The toe brachial index deteriorated throughout follow-up in controls but showed a small increase over time in the gene therapy group. By 6 months, this difference achieved significance.

Pain scores on a 10-point visual analog scale remained relatively unchanged over time in the placebo group while showing progressive improvement in the HGF arm. By 6 months, pain scores were an average of 2.5 points lower in the gene therapy group than in controls, a significant difference.

However, there were no differences between the two treatment arms in terms of major amputation rate--20% with placebo, 19% with gene therapy--nor in mortality, which was 13% in controls and 19% with HGF therapy.

A Japanese phase II trial was recently halted early for ethical reasons because of the significant benefits documented in the HGF plasmid gene therapy arm, Dr.
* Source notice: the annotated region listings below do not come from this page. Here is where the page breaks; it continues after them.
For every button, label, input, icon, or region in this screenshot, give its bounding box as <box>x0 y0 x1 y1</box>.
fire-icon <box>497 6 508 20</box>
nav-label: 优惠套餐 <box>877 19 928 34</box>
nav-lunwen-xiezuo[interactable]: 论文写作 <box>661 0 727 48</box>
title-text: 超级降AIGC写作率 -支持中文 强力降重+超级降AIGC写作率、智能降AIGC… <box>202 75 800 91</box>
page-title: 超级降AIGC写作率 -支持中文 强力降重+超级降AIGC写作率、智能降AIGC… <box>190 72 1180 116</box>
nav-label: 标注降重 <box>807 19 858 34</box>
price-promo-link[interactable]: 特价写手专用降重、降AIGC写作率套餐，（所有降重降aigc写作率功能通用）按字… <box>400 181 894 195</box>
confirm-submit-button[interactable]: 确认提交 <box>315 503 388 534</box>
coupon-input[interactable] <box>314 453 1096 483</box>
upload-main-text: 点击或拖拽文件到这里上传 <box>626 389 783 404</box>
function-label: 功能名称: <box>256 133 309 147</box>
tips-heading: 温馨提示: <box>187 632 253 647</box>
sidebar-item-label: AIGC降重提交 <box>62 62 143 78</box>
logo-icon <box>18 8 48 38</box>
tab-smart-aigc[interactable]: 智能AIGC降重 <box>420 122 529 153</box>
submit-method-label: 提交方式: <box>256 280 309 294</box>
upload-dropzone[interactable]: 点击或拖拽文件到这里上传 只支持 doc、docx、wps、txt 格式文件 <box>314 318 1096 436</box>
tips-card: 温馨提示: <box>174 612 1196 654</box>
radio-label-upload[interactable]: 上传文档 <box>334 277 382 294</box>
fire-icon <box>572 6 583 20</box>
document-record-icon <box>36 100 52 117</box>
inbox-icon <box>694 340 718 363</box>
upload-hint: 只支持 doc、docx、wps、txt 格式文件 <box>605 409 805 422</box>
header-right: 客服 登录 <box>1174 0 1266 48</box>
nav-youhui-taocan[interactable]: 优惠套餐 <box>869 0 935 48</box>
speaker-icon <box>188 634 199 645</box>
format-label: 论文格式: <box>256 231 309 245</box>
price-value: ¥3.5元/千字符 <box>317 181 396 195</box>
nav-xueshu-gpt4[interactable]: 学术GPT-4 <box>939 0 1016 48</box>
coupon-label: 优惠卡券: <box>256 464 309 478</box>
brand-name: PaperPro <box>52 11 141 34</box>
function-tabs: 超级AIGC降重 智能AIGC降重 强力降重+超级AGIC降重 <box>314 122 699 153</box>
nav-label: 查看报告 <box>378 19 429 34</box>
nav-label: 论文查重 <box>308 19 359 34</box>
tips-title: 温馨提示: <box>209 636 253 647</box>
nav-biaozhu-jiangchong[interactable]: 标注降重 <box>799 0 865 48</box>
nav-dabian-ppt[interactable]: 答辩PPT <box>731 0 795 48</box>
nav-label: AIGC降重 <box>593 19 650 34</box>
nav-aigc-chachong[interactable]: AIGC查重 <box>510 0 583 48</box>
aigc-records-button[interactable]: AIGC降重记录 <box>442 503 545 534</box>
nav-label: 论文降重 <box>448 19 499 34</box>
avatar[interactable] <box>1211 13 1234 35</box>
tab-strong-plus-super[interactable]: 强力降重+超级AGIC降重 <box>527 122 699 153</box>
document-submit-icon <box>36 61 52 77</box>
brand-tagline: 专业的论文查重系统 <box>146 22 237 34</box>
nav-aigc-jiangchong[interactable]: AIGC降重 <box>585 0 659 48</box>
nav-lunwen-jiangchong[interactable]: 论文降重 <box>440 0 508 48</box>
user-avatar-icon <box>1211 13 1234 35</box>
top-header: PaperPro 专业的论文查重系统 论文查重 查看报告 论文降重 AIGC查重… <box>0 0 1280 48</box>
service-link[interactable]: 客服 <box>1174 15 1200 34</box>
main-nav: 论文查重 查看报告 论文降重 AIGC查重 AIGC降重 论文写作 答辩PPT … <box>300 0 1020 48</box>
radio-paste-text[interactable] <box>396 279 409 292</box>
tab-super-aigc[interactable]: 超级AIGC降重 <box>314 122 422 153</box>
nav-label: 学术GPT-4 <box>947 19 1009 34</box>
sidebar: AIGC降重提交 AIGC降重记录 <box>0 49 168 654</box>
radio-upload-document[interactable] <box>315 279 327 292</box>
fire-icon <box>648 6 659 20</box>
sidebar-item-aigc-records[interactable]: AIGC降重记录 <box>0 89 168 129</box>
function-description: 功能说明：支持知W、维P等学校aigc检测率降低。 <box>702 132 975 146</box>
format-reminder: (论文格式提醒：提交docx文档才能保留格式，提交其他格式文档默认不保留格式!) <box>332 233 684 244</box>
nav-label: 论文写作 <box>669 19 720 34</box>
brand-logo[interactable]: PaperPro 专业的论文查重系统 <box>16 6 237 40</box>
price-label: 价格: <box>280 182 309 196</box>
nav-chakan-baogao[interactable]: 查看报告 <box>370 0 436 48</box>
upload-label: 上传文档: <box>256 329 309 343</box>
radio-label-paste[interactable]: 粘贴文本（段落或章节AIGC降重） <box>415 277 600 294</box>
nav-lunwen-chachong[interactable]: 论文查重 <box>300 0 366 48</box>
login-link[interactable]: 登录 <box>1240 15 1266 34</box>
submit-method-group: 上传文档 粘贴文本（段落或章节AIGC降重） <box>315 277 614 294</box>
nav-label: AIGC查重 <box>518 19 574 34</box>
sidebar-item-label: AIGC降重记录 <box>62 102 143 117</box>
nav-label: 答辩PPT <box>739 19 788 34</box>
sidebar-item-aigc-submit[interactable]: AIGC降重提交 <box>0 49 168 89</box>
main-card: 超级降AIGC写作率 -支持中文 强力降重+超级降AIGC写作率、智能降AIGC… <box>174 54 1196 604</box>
Powell noted.

Then Society for Vascular Surgery President G. Patrick Clagett congratulated Dr. Powell for including in his study more representative "real-world" no-option patients with CLI. "One of my frustrations with clinical trials of these types of therapies has been that they're very selective and have included only patients with ulceration. That's quite a rare patient in my experience; I usually get patients with amputations that won't heal or with major gangrene," commented Dr. Clagett, professor of surgery at University of Texas Southwestern Medical Center at Dallas.

Dr. Powell disclosed that he serves as a consultant to Anges Inc., which is developing HGF plasmid gene therapy.